The BPC recently sent a development project proposal (DPP) to the Planning Commission (PC) for its seal of approval.
Meanwhile, the ERL management couldn’t complete the ongoing Tk 65.68 billion ‘Single-point mooring (SPM) with double pipeline’ project in last seven years although the country is struggling in oil unloading at the Chittagong seaport due to lower draft in the channel.
The ERL unit was set up with a capacity of 1.5 million tonnes way back in 1968. After this lone plant, there has been no refinery set up although Bangladesh’s fuel-oil demand has mounted.
Currently, Bangladesh’s annual oil demand is around 9.5 million tonnes, including around 1.50 million tonnes of crude oil.
Apart from the total BPC imports of around 6.5 million tonnes of refined and crude oils combined, the private sector imports around 3.0 million tonnes of furnace oil.
“Since Bangladesh is struggling with poor oil-storage capacity, we are going to install 3.0-million-tonne- capacity refinery unit-2 on the ERL site in Chittagong,” an Energy and Mineral Resources Division official said.
“As per our consultant report, we have taken up the unit-2 project with a cost of Tk 197.69 billion,” he added.
The second unit will enrich Bangladesh’s oil-refinery capacity to 4.5 million tonnes a year.
BPC appointed Technip, a French engineering company, for Front End Engineering Design (FEED) at a cost of Tk3.72 billion for the proposed ERL unit-2. The contract with the firm was signed in January 2017.
Based on the FEED report, the proposed Tk 197.69 billion project for the oil refinery unit-2 has been taken up.
Bangladesh’s current poor oil-refinery capacity has already affected its reserve and created extra pressure on the foreign-exchange reserves amid global price spiral. The global supply-chain disruptions by the Covid pandemic and the Russia-Ukraine war in the supply hub have already affected Bangladesh as its crude-oil refinery is still in a shambles.
Crude price on the international market is relatively cheap, and sometimes the price of refined oil more than doubles that of the crude oil, market-insiders say.

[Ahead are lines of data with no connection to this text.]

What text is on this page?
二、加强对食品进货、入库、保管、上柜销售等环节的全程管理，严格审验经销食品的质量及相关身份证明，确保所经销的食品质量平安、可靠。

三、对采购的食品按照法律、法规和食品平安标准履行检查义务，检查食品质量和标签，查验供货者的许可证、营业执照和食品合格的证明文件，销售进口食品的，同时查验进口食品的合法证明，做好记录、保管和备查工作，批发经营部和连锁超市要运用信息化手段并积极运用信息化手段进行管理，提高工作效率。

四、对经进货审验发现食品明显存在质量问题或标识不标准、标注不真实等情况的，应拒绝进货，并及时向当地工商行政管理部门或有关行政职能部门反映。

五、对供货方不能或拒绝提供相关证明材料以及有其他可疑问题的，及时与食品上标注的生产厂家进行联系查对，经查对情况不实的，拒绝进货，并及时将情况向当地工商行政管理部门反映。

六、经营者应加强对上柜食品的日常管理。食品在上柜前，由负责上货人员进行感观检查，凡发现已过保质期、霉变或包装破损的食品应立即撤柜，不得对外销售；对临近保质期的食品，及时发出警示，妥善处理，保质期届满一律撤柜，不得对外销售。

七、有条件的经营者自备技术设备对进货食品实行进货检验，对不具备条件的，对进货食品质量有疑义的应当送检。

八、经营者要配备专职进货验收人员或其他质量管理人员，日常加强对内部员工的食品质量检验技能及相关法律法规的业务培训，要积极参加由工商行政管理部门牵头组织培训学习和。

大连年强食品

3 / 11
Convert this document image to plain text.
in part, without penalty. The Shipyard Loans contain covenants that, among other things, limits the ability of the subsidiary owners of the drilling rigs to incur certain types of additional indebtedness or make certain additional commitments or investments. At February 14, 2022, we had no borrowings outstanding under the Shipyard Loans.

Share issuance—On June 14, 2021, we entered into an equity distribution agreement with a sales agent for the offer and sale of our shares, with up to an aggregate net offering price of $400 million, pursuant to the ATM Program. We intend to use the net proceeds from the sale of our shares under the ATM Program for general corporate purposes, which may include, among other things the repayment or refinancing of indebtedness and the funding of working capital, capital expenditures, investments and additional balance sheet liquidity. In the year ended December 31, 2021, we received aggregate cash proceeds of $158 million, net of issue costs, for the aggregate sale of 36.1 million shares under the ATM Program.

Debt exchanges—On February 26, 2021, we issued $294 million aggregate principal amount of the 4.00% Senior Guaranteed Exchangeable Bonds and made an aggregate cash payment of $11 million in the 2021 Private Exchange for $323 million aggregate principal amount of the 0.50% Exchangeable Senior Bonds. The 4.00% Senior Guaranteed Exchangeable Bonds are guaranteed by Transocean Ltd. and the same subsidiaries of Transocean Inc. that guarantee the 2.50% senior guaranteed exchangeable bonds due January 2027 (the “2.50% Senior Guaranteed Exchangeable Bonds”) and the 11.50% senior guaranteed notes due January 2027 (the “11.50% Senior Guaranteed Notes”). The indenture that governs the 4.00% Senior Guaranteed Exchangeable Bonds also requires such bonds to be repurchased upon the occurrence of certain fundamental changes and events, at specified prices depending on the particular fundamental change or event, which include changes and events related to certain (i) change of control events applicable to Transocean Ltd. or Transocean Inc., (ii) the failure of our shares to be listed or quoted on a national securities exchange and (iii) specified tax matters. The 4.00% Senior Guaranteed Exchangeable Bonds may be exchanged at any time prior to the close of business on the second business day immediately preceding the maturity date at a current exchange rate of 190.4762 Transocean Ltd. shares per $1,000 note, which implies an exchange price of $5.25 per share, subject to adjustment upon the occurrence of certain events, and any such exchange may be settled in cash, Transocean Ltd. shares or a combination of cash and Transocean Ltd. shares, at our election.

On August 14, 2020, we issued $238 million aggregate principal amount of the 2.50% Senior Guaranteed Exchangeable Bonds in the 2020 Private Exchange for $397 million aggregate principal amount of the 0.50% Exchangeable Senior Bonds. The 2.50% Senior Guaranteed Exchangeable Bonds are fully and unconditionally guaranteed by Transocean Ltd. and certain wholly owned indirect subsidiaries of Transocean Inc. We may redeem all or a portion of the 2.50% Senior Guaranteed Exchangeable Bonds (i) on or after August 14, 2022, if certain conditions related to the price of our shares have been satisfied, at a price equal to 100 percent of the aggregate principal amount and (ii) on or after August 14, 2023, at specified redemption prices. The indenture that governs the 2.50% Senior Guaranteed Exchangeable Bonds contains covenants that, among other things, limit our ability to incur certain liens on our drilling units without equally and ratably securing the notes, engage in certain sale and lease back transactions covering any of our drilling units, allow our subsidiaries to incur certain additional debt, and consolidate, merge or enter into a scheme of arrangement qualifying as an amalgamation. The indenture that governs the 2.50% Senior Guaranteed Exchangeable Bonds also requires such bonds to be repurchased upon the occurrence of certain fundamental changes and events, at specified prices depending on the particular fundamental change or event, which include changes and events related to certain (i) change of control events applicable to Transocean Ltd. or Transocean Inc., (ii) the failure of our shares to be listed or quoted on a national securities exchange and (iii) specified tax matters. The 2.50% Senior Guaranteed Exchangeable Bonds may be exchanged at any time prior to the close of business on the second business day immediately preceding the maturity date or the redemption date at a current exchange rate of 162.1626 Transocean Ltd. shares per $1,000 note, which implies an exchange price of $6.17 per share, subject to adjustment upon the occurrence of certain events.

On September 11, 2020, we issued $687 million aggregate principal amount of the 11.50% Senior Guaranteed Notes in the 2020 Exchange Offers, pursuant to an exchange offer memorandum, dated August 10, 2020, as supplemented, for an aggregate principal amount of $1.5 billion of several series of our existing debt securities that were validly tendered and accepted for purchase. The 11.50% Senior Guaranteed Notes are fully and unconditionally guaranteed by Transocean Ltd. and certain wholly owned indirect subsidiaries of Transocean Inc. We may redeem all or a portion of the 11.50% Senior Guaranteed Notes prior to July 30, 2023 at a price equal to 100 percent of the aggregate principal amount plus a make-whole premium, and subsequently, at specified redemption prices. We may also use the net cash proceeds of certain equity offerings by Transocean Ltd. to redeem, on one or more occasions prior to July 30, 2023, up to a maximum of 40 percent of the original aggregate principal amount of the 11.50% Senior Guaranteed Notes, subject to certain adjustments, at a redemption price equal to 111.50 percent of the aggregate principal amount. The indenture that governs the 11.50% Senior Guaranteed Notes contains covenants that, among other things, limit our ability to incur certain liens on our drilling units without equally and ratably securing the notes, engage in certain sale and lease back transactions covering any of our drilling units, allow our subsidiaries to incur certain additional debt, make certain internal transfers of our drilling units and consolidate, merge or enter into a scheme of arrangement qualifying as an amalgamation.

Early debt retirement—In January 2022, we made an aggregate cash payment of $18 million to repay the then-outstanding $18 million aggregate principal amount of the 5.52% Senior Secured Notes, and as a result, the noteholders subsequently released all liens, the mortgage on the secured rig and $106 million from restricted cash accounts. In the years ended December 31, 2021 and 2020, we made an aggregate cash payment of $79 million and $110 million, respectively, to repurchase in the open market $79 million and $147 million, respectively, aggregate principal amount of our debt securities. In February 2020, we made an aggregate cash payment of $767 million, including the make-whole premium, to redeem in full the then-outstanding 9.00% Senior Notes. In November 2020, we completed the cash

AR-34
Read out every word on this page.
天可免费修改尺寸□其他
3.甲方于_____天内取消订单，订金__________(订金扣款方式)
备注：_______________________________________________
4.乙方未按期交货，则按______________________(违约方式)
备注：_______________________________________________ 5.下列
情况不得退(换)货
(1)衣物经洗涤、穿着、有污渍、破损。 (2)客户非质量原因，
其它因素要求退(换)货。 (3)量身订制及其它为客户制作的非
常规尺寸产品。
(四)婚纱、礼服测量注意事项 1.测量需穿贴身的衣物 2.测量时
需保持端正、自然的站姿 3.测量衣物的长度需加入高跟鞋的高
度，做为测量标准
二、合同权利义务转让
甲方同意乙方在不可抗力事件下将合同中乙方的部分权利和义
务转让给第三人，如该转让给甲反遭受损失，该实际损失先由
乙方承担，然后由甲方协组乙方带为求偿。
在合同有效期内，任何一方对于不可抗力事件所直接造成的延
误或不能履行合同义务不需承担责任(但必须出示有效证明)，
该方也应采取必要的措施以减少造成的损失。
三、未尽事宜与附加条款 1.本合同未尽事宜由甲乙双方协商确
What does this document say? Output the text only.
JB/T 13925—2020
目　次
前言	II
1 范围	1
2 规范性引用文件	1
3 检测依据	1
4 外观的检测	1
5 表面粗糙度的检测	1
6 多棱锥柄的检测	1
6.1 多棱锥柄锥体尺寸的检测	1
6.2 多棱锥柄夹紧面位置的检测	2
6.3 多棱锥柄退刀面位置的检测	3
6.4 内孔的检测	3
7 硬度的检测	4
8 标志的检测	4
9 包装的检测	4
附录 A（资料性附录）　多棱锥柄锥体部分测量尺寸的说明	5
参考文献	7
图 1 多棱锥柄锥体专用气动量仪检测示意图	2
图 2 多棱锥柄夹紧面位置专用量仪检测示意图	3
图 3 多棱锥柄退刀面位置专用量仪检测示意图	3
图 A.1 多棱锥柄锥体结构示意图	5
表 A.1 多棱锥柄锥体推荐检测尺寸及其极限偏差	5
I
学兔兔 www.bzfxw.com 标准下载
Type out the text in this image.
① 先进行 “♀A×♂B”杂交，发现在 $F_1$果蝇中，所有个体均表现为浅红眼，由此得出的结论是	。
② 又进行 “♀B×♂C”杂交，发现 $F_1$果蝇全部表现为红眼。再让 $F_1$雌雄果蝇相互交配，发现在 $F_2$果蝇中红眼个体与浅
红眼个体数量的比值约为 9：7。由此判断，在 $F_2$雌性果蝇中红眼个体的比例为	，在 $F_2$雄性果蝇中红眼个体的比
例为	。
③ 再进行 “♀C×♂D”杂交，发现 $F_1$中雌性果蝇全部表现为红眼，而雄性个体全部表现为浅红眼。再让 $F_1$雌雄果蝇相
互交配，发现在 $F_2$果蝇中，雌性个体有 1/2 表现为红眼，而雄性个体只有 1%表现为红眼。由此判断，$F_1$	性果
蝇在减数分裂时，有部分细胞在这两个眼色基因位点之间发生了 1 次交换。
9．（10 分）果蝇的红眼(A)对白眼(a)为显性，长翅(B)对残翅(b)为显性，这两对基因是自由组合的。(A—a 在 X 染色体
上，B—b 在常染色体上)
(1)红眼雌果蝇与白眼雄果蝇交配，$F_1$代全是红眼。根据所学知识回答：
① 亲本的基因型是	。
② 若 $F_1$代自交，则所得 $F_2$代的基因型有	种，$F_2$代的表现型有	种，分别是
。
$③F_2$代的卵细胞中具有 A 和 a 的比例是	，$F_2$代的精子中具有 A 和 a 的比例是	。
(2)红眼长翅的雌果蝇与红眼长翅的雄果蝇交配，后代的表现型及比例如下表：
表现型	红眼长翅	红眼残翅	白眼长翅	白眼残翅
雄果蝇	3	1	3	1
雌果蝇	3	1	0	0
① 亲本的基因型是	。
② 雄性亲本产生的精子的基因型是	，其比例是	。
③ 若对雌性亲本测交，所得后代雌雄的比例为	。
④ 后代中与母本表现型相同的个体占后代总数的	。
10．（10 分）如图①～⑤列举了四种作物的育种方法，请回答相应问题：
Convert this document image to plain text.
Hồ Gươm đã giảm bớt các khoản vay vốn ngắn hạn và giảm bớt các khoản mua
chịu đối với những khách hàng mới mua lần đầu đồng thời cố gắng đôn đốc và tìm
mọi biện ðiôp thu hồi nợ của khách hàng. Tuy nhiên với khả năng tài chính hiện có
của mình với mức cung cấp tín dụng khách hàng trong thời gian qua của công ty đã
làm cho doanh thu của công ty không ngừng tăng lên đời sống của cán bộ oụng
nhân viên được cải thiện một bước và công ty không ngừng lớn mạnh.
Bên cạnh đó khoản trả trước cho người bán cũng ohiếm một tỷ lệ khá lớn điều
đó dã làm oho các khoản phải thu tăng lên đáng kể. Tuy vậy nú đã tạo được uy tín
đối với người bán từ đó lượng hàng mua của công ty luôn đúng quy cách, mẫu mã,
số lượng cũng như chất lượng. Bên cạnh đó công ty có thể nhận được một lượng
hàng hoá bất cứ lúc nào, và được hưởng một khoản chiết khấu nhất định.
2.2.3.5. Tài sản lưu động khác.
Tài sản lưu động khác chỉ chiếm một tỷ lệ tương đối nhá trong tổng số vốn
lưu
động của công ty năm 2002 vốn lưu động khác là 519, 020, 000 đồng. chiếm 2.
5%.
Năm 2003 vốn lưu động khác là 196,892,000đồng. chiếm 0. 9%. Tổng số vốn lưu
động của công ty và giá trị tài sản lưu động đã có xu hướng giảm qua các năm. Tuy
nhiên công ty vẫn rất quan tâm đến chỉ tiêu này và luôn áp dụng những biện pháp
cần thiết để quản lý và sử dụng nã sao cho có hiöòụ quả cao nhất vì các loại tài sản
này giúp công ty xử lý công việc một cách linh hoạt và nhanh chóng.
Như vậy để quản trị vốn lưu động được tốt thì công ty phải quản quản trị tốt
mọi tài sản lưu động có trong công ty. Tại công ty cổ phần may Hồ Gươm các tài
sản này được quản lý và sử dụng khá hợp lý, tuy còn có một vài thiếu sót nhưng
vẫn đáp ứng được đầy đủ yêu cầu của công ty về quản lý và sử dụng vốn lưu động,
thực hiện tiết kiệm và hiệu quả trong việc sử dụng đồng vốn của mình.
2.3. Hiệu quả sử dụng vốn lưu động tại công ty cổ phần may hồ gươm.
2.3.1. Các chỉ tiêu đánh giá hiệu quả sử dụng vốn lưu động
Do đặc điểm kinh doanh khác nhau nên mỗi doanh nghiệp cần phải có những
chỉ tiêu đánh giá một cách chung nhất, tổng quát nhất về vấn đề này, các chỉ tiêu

A new crude refinery could reduce the import of refined oil both by BPC and the private sector. It could help the government pay less to privately owned furnace oil-fired power-plant sponsors.
According to the newly proposed Development Project Proposal (DPP), the Tk 197.69 billion ERL unit-2 project will be implemented between now and June 2027.
Currently, Bangladesh is implementing austerity measures shutting all diesel-fired power plants and embracing load-shedding amid planet-wide hot spell.